View Single Post
Old May 3, 2012, 02:12 PM   #11
Evan Thomas
Senior Member
 
Join Date: July 7, 2008
Location: Upper midwest
Posts: 5,631
Quote:
Originally Posted by Ruark
I find it difficult to believe that the location of the shot (i.e. brain stem shot) would make that much difference, unless you're tapping him with a .22 short. But the hydrostatic shock, of, say, a .45 ACP hollow point blasting through the brain cavity isn't going to allow any BG time to send a signal saying "pull the trigger."
It's not a matter of whether the BG has time to "send a signal." We're talking about a reflexive, involuntary response to being shot.

It does happen.
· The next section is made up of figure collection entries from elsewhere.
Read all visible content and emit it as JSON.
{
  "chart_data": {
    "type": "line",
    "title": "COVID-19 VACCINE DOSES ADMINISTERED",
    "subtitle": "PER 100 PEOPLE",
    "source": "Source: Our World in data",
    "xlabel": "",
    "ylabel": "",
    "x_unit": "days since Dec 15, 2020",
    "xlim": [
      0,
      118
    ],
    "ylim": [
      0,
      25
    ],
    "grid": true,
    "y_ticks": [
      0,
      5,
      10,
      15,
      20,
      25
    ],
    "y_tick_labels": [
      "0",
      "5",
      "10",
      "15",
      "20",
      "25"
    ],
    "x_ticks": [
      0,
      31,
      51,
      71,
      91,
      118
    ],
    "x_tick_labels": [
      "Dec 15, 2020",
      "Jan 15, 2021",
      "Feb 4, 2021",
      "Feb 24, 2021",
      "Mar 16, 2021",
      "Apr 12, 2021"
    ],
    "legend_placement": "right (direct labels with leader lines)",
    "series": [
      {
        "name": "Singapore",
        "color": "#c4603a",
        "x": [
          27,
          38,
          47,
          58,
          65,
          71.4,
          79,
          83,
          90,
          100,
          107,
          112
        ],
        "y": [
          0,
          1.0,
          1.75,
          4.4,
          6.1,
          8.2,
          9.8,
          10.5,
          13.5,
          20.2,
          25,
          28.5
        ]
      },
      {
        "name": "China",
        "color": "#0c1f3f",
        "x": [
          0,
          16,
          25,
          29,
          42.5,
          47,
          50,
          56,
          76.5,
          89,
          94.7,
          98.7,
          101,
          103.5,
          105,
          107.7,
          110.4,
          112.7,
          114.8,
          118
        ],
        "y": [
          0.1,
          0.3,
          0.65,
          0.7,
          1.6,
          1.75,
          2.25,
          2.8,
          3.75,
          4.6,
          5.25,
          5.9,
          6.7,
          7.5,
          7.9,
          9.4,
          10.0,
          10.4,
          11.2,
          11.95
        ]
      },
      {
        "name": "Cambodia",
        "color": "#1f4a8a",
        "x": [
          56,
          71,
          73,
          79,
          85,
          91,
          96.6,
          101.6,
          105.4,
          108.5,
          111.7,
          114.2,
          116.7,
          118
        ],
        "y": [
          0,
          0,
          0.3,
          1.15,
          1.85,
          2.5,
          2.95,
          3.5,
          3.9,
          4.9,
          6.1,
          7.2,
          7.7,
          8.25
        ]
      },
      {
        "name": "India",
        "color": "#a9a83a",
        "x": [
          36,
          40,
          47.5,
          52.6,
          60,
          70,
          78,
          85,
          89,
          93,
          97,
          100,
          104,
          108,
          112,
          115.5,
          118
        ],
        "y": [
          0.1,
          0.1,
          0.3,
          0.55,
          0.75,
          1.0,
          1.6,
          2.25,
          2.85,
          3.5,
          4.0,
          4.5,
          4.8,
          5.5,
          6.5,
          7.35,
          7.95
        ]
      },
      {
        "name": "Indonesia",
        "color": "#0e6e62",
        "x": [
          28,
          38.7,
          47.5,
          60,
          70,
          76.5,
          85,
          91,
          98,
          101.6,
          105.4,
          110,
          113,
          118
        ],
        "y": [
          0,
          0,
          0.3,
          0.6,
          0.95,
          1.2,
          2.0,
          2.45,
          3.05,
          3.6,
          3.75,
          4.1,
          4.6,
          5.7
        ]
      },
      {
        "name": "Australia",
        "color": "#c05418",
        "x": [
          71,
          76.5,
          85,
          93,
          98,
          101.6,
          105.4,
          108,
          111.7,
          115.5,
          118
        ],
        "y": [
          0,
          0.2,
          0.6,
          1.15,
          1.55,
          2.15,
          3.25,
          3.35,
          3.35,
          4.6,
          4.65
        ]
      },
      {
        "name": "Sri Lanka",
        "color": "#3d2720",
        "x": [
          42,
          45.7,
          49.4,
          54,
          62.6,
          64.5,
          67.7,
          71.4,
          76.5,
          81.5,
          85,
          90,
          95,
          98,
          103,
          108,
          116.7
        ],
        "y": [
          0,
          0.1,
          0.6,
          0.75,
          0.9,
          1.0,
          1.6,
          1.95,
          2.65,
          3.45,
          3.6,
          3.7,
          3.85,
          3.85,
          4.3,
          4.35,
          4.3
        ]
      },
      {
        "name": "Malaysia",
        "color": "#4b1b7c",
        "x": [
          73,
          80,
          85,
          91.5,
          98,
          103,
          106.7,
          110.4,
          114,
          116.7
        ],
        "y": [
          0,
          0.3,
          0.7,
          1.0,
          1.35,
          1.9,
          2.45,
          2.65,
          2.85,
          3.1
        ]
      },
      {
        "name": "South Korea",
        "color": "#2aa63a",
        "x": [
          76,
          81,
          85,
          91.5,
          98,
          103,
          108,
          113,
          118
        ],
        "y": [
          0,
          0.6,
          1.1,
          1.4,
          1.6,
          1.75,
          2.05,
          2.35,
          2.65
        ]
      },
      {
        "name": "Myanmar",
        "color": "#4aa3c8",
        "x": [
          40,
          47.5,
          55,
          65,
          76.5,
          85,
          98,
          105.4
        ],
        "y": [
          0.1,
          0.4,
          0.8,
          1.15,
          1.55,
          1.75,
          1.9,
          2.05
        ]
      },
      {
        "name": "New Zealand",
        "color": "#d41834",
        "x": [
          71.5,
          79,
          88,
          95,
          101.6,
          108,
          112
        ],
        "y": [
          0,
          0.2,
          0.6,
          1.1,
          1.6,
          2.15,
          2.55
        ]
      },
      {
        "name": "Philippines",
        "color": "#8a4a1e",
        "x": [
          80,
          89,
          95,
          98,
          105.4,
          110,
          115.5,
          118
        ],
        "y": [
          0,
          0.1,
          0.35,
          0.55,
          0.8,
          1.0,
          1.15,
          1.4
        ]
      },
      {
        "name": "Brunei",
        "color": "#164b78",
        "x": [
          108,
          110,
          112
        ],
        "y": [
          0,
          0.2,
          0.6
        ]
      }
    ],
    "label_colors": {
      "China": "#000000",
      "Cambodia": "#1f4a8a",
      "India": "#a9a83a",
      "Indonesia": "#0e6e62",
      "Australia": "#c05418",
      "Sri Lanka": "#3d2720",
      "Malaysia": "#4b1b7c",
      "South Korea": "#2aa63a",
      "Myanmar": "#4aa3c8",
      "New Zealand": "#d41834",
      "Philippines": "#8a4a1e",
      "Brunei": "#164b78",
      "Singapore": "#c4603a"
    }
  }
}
See the book, Tactical Anatomy, by James S. Williams, MD, for a discussion of why the location of the head shot matters. Here's a summary from a review of that book by Massad Ayoob:
The commonly described “head shot” is not guaranteed to work: the face, the jaw, and the notoriously bullet-ricocheting internal helmet of skull bone that physicians call the cranial vault, are not the optimum targets. Deep brain, the area that controls autonomic response, is the target of choice when a sniper must neutralize a hostage taker without a reflexive pull of his trigger, or when a street cop must shut down a gunman who has been shot to pieces but is still firing at police. Dr. Williams teaches this as the “brainstem zone of incapacitation.”
[My emphasis]
__________________
Never let anything mechanical know you're in a hurry.

Last edited by Evan Thomas; May 3, 2012 at 03:55 PM. Reason: too many words.